Industrial growth will certainly slow when interest rates rule high and liquidity is tight. Falling interest rates and improving liquidity will sequentially restore growth. Industrial production will return to growth mode on the back of better liquidity, lower interest rates and improved traction in sectors like services, mining and power generation. These three factors will revive industrial production.
But, the greater issue that remains to be addressed is the Indian government’s falling credibility and its contempt for the views and sentiments of the business and investing community. It looks unlikely that there will be a reversal of public opinion on the state of governance. The mutual distrust between the UPA II and the business community will only grow in the coming year.

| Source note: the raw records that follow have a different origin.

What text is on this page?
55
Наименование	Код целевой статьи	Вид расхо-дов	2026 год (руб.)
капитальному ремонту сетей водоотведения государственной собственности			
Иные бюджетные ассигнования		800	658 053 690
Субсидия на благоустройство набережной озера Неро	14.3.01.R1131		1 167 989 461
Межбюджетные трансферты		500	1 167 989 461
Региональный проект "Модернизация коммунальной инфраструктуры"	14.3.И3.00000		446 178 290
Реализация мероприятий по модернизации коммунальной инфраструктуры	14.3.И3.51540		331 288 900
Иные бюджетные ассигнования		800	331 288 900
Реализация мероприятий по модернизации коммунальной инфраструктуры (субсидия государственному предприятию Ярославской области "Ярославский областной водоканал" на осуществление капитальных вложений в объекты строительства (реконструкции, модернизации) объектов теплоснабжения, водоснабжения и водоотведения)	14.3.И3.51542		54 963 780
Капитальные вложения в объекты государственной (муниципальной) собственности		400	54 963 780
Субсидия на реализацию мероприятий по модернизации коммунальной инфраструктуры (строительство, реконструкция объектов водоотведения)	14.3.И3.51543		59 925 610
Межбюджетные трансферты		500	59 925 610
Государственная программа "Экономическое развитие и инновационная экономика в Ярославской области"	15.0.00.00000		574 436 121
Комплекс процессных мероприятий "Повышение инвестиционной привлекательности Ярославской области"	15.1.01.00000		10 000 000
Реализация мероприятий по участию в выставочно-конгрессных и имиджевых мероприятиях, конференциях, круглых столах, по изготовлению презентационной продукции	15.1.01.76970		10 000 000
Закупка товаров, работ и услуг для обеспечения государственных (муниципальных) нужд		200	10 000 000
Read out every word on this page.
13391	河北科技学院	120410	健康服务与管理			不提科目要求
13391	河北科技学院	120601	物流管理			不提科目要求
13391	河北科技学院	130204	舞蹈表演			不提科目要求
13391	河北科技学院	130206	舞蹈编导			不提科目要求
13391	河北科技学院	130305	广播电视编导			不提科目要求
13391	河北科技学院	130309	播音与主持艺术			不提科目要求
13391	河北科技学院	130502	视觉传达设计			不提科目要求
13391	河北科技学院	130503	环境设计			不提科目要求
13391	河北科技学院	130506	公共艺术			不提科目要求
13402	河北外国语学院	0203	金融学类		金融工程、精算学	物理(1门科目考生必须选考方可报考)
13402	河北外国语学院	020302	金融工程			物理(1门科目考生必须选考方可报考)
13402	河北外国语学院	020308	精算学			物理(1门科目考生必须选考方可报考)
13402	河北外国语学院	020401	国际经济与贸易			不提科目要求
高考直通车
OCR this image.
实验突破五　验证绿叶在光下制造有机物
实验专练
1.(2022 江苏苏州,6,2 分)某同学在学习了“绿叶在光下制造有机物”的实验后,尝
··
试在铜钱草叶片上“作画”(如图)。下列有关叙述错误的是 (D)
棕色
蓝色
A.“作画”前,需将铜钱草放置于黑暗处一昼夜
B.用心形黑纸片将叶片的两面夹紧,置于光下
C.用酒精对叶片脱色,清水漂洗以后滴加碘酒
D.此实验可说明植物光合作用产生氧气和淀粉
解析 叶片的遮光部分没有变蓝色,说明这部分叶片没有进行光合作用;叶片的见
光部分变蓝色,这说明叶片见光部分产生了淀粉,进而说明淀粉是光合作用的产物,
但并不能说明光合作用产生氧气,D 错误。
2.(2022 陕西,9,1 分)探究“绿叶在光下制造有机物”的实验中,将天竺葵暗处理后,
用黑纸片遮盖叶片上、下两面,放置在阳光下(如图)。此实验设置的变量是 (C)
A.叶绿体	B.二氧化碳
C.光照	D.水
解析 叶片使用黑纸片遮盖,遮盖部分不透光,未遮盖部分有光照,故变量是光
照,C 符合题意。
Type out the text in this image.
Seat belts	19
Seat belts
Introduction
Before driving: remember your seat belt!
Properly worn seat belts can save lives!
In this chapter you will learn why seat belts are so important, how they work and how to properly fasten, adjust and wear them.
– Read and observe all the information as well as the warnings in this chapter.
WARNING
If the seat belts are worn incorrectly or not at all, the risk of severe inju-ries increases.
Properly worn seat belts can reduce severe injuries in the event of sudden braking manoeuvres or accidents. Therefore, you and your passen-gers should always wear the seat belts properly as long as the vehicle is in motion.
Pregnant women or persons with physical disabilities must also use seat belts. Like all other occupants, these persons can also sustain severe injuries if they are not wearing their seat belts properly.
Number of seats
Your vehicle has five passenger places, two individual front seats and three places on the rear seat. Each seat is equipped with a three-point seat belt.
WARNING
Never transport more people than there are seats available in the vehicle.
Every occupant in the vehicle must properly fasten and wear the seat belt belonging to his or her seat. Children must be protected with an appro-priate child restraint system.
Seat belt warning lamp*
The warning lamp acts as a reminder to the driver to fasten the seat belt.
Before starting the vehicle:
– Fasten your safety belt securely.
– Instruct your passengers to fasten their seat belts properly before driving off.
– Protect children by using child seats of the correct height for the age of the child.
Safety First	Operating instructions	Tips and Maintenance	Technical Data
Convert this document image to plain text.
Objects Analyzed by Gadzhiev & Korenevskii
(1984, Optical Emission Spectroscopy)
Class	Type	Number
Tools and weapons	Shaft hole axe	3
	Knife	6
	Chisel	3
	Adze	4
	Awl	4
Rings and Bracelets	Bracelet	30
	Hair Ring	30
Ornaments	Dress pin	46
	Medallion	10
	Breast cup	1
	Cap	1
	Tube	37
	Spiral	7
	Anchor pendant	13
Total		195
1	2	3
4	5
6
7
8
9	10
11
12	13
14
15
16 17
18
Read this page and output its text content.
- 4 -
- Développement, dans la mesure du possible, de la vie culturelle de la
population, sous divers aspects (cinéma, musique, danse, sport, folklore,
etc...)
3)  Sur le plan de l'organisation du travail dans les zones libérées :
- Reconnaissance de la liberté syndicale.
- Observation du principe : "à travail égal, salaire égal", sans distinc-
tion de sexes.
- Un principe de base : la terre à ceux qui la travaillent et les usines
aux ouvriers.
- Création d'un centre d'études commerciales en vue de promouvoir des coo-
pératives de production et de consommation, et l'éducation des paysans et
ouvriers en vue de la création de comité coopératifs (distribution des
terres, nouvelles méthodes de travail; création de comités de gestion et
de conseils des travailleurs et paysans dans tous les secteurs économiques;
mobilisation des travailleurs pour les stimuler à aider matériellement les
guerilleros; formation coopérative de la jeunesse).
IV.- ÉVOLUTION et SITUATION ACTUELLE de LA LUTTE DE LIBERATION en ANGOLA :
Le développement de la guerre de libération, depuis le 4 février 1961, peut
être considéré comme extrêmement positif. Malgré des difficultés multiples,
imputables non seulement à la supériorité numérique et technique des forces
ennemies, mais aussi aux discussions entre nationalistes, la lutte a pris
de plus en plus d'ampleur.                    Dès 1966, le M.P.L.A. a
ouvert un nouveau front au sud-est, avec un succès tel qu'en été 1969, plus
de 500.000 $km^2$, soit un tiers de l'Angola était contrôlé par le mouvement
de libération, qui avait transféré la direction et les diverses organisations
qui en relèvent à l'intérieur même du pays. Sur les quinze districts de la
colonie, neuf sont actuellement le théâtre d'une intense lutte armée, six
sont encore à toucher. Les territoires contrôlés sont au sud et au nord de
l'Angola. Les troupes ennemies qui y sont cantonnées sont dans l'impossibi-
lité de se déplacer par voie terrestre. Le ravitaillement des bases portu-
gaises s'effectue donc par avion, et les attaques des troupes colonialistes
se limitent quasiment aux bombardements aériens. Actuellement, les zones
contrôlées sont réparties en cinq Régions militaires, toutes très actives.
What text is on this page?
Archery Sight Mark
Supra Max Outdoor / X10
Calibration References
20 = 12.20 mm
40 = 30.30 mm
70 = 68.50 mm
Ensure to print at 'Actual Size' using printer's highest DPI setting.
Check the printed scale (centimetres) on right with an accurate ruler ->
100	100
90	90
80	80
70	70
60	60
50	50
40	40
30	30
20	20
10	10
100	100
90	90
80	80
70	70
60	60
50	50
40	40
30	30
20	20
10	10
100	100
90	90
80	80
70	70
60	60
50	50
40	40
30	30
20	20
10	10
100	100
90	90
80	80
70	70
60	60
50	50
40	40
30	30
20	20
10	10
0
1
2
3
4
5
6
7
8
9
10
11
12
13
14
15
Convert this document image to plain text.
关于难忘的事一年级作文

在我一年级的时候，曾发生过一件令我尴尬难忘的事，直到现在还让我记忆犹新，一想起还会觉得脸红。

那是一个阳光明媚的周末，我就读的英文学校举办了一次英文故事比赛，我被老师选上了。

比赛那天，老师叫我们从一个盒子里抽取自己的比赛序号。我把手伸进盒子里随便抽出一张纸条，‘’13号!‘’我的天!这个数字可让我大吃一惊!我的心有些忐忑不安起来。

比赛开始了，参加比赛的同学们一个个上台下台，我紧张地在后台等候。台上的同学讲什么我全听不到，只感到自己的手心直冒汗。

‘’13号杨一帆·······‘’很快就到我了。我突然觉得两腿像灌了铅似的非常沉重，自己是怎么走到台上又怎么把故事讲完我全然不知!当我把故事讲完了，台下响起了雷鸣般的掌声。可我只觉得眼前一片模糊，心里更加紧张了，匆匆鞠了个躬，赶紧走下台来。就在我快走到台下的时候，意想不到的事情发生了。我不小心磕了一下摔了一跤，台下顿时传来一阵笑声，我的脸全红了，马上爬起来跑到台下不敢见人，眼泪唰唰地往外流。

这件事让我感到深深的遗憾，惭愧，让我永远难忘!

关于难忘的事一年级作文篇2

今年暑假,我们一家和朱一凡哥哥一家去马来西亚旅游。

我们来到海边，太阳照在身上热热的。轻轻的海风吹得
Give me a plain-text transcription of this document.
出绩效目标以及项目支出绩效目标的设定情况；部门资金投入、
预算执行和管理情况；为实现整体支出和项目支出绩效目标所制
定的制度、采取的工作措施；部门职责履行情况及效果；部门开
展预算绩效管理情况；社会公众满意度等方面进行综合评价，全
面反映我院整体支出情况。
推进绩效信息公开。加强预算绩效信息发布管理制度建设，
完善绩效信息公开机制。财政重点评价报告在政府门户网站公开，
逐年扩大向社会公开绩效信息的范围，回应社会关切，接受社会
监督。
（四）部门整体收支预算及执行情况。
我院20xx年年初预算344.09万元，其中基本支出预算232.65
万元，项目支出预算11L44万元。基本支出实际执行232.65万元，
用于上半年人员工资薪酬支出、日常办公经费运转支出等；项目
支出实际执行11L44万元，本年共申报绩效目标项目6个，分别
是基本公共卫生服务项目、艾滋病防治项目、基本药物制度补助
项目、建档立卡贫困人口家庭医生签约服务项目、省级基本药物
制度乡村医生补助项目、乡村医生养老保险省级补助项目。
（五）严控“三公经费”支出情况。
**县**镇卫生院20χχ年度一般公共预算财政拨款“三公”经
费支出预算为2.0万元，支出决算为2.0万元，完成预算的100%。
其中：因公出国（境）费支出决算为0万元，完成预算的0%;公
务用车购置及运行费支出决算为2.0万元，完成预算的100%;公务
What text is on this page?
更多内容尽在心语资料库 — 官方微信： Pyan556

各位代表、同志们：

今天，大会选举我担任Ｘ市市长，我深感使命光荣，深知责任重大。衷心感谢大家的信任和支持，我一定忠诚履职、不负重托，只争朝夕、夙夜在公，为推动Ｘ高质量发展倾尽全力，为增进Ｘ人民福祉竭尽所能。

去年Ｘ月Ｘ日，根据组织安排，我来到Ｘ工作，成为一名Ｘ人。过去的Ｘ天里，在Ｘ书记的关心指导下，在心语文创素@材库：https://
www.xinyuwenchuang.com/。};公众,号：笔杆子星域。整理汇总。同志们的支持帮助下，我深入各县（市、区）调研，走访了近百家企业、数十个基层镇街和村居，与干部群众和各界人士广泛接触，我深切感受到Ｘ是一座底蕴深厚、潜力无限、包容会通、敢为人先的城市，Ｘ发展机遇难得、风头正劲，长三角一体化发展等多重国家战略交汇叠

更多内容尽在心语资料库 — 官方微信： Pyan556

In the financial year 2011-12, domestic mutual funds sold stocks for Rs. 40cr. Over the year, the BSE sensex fell by 11% from 19,420 on April 1, 2011 to 17,404 on March 31 2012. Investors have sold out on every rise giving a thumbs down to equity. With the exception of a few leading mutual funds, all fund houses are seeing outflows from equity schemes. Our research of fund schemes leaves us puzzled. We feel that prevalent valuations do not merit active selling. Domestic investors are actually in selling mode when they should be buying equities.
The mutual funds industry’s excessive reliance on distribution is widely believed to be the cause for the investor apathy towards equity. The lack of a Sales and marketing engine can’t be reason enough for investors to shun an asset class. There needs to be a stronger and deeper reason. The mutual funds industry needs to find that reason and address the fears of the investment community through affirmative actions. Waiting for the Government to revive the old sales mechanism of upfront commissions or creating a policy environment conducive to the stock markets is hardly an affirmative action.
The investor needs to invest more monies into equities now and there are some extremely strong reasons to do so. Valuations are reasonable; we have already had five bad years for equity; other asset classes are close to their peaks; investors are extremely under-owned in equities. The industry needs to convince the investor on these basics. The investor needs to revisit his investment beliefs.